KPK menduga pemilikan PT. RPI dll. adalah Matheus Joko Santoso dkk. secara nominee, dengan berlindung di balik mekanisme Penunjukan Langsung, untuk memudahkan menyamarkan hasil korupsi melalui pencucian uang, mengorganisir kontrol transaksi, distribusi hasil korupsi dan pengamananya.
Oleh karena itu penerapan pasal ancaman hukuman mati sebagaimana dimaksud dalam pasal 2 UU No. 20 Tahun 2001 Tentang Tindak Pidana Korupsi, sebagai suatu keniscayaan, karena unsur, melawan hukum, menguntungkan diri sendiri dan orang lain, kerugian negara dan unsur terjadi pada saat negara dalam keadaan tertentu yaitu sedang menghadapi bahaya pandemi Covid-19, telah terpenuhi semua.

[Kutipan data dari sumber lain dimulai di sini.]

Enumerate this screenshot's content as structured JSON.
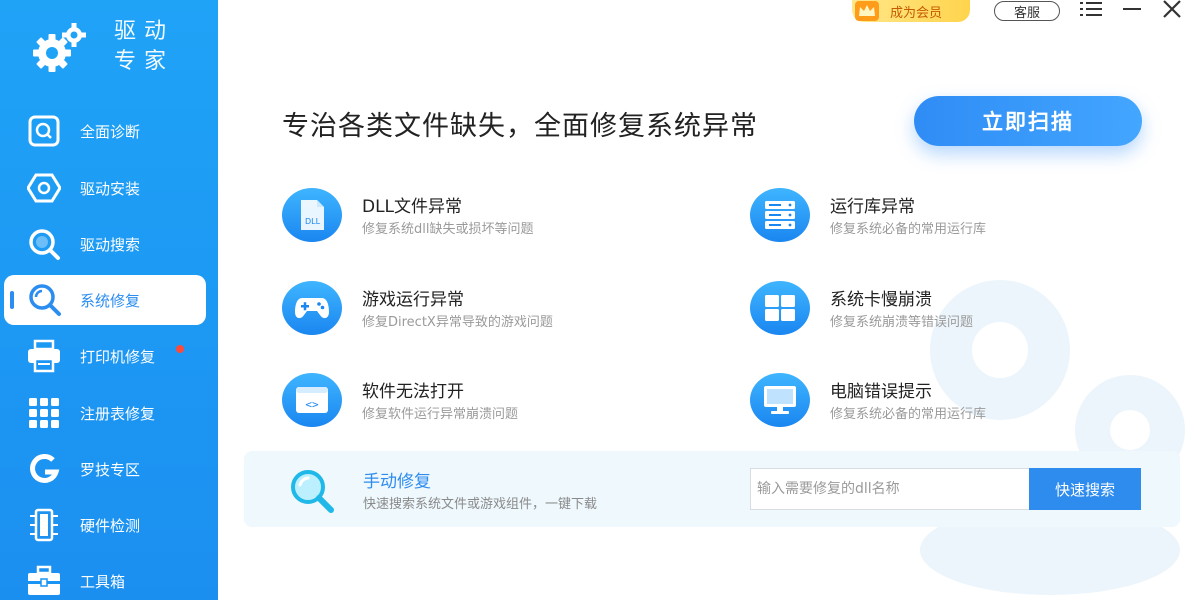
{
  "brand": {
    "line1": "驱动",
    "line2": "专家"
  },
  "sidebar": {
    "items": [
      {
        "label": "全面诊断",
        "icon": "search-square-icon",
        "active": false
      },
      {
        "label": "驱动安装",
        "icon": "hexagon-install-icon",
        "active": false
      },
      {
        "label": "驱动搜索",
        "icon": "magnifier-icon",
        "active": false
      },
      {
        "label": "系统修复",
        "icon": "repair-magnifier-icon",
        "active": true
      },
      {
        "label": "打印机修复",
        "icon": "printer-icon",
        "active": false,
        "badge": "red-dot"
      },
      {
        "label": "注册表修复",
        "icon": "grid-icon",
        "active": false
      },
      {
        "label": "罗技专区",
        "icon": "logitech-icon",
        "active": false
      },
      {
        "label": "硬件检测",
        "icon": "hardware-icon",
        "active": false
      },
      {
        "label": "工具箱",
        "icon": "toolbox-icon",
        "active": false
      }
    ]
  },
  "topbar": {
    "vip_label": "成为会员",
    "service_label": "客服"
  },
  "main": {
    "headline": "专治各类文件缺失，全面修复系统异常",
    "scan_button": "立即扫描",
    "features": [
      {
        "title": "DLL文件异常",
        "desc": "修复系统dll缺失或损坏等问题",
        "icon": "dll-file-icon"
      },
      {
        "title": "运行库异常",
        "desc": "修复系统必备的常用运行库",
        "icon": "server-icon"
      },
      {
        "title": "游戏运行异常",
        "desc": "修复DirectX异常导致的游戏问题",
        "icon": "gamepad-icon"
      },
      {
        "title": "系统卡慢崩溃",
        "desc": "修复系统崩溃等错误问题",
        "icon": "windows-icon"
      },
      {
        "title": "软件无法打开",
        "desc": "修复软件运行异常崩溃问题",
        "icon": "code-window-icon"
      },
      {
        "title": "电脑错误提示",
        "desc": "修复系统必备的常用运行库",
        "icon": "monitor-icon"
      }
    ],
    "manual": {
      "title": "手动修复",
      "desc": "快速搜索系统文件或游戏组件，一键下载",
      "input_placeholder": "输入需要修复的dll名称",
      "search_button": "快速搜索"
    }
  },
  "colors": {
    "accent": "#2e8cef",
    "sidebar": "#1b95f3",
    "vip": "#ffd44d",
    "badge": "#ff4a3a"
  }
}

Padahal KPK secara berturut-turut telah menunjukan kedigdayaan melalui OTT terhadap pelaku korupsi “big fish” dan “high rank”, yaitu Edhy Prabowo (Menteri Kelautan dan Perikanan RI) dan Juliari P. Batubara (Menteri Sosial RI), di saat pandemi COVID-19, namun semua itu terdegradasi, ketika tersangka hanya dikenakan pasal suap minus pasal 2 UU No. 20 Tahun 2001, Tentang Tipikor, yang mengacam pelaku dengan pidana mati.
Akhirnya yang dibuat mati oleh KPK bukan “koruptornya” tetapi yang dibuat “mati” adalah “semangat partisipasi masyarakat dalam pemberantasan korupsi”, karena setiap OTT sumber informasinya dari masyarakat.